Listen to the recording on landscape secrets and read along with the conversation. Review the key vocabulary and the sample sentences.
Man: Hey, hey, neighbor. What are you doing with my trees? My wife planted those 25 years ago. Get off that ladder.
Neighbor: Listen. Even though the trees are in your yard, some of the branches hang over into mine, and I’m getting sick and tired of raking up your leaves and picking up all the branches that fall off during the storms throughout the year. [Yeah, but . . . ] And the walnuts off this tree . . . they litter my yard and damage my lawnmower when I cut the grass. And my dog eats them, and he ends up with terrible diarrhea.
Man: Yeah, but still. You can’t cut off those branches.
Neighbor: Watch me. It’s completely legal. I checked the city code and law regarding this issue, and I’m well within my rights.
Man: I’m not sure about that. Anyway, It’s just not right. You didn’t say anything to us about it . . .
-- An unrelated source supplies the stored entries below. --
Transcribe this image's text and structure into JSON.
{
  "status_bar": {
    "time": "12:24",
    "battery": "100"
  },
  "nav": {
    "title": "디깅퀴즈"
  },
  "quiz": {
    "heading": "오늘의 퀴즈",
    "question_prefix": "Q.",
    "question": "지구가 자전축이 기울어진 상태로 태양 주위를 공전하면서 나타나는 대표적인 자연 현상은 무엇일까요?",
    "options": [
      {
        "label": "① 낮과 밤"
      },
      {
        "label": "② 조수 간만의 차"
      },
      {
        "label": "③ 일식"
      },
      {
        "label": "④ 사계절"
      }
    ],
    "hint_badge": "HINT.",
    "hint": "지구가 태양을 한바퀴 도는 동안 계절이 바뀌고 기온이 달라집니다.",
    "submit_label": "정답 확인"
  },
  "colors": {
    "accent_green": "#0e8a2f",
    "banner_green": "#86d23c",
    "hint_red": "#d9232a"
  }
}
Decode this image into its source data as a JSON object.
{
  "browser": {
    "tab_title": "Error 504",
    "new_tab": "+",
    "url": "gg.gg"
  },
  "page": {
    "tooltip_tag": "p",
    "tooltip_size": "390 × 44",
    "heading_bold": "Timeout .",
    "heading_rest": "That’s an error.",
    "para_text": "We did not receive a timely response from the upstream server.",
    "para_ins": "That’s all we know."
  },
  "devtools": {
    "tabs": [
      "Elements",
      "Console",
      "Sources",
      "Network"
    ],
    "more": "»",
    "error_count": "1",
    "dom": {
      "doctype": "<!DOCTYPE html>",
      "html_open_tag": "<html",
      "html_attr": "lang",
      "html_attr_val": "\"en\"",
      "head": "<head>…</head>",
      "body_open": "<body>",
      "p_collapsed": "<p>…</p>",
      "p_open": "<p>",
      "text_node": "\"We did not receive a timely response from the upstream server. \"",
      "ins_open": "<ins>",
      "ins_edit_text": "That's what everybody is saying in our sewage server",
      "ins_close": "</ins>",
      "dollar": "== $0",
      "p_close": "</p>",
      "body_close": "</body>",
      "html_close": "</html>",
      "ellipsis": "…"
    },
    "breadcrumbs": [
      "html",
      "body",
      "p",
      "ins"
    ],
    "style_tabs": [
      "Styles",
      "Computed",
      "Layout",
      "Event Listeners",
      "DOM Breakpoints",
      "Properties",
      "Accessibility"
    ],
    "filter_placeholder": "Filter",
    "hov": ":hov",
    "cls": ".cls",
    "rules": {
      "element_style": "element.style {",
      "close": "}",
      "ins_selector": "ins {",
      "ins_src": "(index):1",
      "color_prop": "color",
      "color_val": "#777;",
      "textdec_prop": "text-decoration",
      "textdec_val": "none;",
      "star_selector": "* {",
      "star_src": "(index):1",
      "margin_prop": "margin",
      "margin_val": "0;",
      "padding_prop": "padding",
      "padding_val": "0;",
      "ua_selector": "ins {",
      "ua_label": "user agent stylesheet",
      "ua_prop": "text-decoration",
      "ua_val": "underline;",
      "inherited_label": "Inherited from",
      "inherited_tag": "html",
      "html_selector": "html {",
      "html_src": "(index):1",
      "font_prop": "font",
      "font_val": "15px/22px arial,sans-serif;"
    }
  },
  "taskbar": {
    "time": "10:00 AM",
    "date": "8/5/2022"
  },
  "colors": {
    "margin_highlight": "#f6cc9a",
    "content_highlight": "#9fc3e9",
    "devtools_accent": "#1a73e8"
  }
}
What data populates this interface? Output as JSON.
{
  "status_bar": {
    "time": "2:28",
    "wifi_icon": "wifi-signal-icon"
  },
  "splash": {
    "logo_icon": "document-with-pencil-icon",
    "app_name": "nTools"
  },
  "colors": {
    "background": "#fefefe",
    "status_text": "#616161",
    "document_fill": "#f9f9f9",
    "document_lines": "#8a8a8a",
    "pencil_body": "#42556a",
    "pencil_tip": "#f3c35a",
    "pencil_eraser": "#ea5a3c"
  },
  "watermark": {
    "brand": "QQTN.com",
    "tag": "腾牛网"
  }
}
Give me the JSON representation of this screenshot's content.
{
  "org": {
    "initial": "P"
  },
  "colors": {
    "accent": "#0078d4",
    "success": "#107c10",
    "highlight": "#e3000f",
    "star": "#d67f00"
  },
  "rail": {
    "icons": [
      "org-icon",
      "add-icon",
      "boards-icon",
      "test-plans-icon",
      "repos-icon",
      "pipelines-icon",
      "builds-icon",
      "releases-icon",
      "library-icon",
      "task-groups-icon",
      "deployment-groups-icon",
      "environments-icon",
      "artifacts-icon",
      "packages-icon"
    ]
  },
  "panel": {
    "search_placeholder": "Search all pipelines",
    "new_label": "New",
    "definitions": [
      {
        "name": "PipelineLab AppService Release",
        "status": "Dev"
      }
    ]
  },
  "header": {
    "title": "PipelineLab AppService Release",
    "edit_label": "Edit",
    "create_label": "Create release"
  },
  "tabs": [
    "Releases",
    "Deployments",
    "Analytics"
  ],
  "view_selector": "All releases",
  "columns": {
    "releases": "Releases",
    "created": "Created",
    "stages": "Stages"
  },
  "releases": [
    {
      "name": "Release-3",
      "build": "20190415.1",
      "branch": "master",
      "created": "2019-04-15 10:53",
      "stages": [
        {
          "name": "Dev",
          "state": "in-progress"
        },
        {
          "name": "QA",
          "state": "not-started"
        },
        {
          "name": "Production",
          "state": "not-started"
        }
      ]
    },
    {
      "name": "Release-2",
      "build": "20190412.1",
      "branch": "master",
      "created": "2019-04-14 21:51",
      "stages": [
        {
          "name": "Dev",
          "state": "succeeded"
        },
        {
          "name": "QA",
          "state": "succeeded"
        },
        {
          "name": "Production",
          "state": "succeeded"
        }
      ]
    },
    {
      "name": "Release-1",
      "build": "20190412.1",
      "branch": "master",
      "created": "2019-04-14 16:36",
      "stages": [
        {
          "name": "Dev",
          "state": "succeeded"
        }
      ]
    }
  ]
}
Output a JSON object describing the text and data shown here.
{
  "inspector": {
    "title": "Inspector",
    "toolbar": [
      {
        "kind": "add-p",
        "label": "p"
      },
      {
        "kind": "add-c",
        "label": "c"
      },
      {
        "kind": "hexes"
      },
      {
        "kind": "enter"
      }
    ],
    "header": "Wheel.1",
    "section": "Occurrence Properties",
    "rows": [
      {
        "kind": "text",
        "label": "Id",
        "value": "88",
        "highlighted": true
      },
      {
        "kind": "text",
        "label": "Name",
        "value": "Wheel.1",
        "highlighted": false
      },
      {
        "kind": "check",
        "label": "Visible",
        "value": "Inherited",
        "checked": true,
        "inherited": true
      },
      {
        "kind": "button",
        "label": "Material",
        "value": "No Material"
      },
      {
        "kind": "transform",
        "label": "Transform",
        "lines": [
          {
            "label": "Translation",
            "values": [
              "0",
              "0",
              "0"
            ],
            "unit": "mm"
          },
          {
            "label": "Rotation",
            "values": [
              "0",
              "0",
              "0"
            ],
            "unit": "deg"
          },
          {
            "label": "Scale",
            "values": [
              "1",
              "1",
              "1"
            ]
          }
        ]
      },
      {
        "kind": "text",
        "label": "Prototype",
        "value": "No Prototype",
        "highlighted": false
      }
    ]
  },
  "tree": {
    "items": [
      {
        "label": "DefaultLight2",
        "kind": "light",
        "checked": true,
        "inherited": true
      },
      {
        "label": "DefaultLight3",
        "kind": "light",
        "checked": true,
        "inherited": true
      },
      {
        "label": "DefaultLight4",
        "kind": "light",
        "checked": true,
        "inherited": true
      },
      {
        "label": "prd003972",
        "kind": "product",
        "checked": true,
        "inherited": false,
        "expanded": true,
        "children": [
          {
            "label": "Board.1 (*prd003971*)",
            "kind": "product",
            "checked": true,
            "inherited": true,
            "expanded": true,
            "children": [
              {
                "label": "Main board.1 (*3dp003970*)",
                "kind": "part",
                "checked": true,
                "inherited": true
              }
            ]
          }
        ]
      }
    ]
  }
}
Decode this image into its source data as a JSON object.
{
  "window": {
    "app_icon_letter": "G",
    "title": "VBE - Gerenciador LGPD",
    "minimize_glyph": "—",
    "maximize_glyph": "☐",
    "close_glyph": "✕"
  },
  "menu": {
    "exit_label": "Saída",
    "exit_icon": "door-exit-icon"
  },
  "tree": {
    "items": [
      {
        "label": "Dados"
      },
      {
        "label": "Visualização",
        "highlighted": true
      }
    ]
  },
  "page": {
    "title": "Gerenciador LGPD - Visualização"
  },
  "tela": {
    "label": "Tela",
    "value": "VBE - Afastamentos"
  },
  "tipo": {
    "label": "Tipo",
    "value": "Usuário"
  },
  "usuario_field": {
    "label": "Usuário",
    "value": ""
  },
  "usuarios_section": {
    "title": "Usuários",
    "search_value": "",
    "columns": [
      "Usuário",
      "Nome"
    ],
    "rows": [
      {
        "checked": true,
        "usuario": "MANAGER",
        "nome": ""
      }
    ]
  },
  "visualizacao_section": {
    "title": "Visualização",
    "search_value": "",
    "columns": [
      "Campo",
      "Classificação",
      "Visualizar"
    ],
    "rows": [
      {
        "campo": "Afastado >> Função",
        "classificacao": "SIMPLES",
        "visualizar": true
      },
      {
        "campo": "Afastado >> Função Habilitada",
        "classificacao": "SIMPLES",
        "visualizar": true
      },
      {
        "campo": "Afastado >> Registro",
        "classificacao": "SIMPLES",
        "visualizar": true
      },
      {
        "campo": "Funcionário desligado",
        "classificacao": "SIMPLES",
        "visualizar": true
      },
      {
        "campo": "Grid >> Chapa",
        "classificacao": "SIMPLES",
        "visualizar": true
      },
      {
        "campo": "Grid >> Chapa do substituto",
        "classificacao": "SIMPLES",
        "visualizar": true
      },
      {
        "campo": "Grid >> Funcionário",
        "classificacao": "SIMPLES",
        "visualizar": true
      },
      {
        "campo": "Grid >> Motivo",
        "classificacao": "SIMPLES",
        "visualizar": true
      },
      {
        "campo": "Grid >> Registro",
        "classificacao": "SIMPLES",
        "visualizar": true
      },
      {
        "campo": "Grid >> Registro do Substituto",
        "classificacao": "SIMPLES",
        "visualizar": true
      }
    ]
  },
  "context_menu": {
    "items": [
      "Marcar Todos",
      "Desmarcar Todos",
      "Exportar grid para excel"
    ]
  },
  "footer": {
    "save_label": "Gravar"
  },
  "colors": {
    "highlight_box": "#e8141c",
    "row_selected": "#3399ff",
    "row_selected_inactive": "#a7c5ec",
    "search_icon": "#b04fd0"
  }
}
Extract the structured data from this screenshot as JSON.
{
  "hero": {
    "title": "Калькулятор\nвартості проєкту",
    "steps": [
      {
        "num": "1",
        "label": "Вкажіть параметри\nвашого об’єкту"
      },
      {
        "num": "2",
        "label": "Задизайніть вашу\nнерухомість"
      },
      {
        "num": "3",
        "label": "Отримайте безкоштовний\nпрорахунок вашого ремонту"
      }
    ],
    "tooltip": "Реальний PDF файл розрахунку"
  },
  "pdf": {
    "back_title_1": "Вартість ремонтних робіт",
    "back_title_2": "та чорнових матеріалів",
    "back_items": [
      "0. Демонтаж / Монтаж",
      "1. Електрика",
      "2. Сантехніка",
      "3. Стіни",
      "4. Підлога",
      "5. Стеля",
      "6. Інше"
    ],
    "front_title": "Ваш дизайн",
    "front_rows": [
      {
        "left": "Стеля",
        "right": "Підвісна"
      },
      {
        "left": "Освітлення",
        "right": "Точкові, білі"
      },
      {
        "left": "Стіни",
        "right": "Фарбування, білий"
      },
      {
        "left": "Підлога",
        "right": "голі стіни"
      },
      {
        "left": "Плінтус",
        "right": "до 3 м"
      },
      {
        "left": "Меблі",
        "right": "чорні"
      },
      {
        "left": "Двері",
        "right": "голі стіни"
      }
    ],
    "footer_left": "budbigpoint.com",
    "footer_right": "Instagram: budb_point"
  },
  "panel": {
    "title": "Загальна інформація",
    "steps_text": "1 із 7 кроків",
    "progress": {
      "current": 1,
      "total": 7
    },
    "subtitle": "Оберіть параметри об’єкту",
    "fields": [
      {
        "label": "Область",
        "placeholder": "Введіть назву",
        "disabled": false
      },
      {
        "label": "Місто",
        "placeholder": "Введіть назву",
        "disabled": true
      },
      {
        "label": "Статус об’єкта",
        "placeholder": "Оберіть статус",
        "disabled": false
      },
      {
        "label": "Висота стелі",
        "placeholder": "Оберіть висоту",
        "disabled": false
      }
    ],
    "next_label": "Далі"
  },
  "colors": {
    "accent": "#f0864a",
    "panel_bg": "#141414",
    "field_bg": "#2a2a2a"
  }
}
Neighbor: I don’t have to.
Man: Yeah, yeah, but you could have said something. Anything! I mean anything. I want to stay on friendly terms with you, but the basic courtesy of informing your neighbors is the least you could have done.
Neighbor: Okay. I’m cutting down your branches. You’ve been informed . . . now, stand back!
Man: Hey, hey. Well, don’t expect an invitation to our next barbecue or book club!
Neighbor: See if I care. Hey, what are you doing? Stop shaking the ladder. You’re acting juvenile now. Help!
Vocabulary and Sample Sentences
- ladder (noun): a piece of equipment used to climb up to high places
– Be careful if you use the ladder to get into the trees.
- get sick and tired of something (idiom): become exhausted and/or upset about something
– I just get sick and tired of picking up garbage in the yard.
- litter (verb and noun): make a place messy or untidy with trash or other objects left on the ground
– I hate it when people walk through the park and litter.
– Please don’t throw litter out the window as we drive.
- right (noun): something you are legally allowed to do by law
– The government should protect our individual rights to the freedom of speech and to vote in public elections.
- inform (verb): tell, make aware, or notify
– It is often a good idea to inform your neighbors if you are planning to make major changes to your yard and landscaping.
- juvenile (noun or adjective): a young person, or someone who is acting inappropriate for an adult
– Several juveniles were arrested for destroying the landscaping of our company.
– Stop acting juvenile! You can’t play games and jump over seats in a movie theater.